Ecclesiastes is a sadly neglected book. When did you last read it, hear or preach a sermon on it? Read one way (and there are others) its message is the futility of life — a response for that moment when life gets you down and with a sigh (but not much more) you say, 'is life worth living?'

Usually a rhetorical question, and Brearley reflects on the variety of circumstances that lie behind it by putting some 21st century flesh on the ancient text.
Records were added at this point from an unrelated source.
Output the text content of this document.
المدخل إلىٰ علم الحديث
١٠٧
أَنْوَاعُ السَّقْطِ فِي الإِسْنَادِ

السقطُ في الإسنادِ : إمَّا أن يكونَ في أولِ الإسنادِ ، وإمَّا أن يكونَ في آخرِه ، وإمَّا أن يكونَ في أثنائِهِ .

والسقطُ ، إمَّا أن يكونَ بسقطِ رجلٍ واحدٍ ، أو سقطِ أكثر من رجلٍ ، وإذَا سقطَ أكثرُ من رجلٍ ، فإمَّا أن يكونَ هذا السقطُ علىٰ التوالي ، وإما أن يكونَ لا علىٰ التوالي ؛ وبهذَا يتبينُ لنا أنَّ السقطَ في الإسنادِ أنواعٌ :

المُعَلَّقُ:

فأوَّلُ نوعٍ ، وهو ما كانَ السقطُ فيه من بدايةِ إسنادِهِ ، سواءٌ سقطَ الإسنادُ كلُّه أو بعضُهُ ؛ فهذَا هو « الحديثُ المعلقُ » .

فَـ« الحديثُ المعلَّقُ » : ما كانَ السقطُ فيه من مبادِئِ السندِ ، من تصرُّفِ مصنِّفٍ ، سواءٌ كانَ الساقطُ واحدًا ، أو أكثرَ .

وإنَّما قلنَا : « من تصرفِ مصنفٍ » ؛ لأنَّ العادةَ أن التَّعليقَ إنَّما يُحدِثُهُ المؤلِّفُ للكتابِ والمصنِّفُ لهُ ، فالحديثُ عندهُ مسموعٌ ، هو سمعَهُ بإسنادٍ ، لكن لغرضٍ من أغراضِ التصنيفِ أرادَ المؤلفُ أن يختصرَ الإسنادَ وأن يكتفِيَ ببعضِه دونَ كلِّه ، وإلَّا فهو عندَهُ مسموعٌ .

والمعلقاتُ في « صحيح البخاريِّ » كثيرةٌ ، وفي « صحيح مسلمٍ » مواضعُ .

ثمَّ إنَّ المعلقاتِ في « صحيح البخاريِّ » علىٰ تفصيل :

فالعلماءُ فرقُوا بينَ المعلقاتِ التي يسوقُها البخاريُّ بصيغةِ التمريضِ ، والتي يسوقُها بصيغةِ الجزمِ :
He chooses his texts and his contemporary 'moments' will be familiar — money, wealth, fairness, the rat race, debt, the search for happiness, satisfaction and the like — but uses them as little more than jumping off points for the sermonettes which follow in a world where little has changed over 2,000 years.

Though good at drawing parallels to today, a little more graft on the biblical text and a recognition of other interpretations going beyond the futility of life would have been been an improvement.

So too an acknowledgement that when we 'sigh that question', we don't usually want an answer, and in a post-prandial atmosphere among likeminded friends it is easy to say Amen to it all and then leave contentedly, knowing that we are not going to do anything about it.

Hardly 'a journey', but an interesting prospectus with a 'moment of truth'.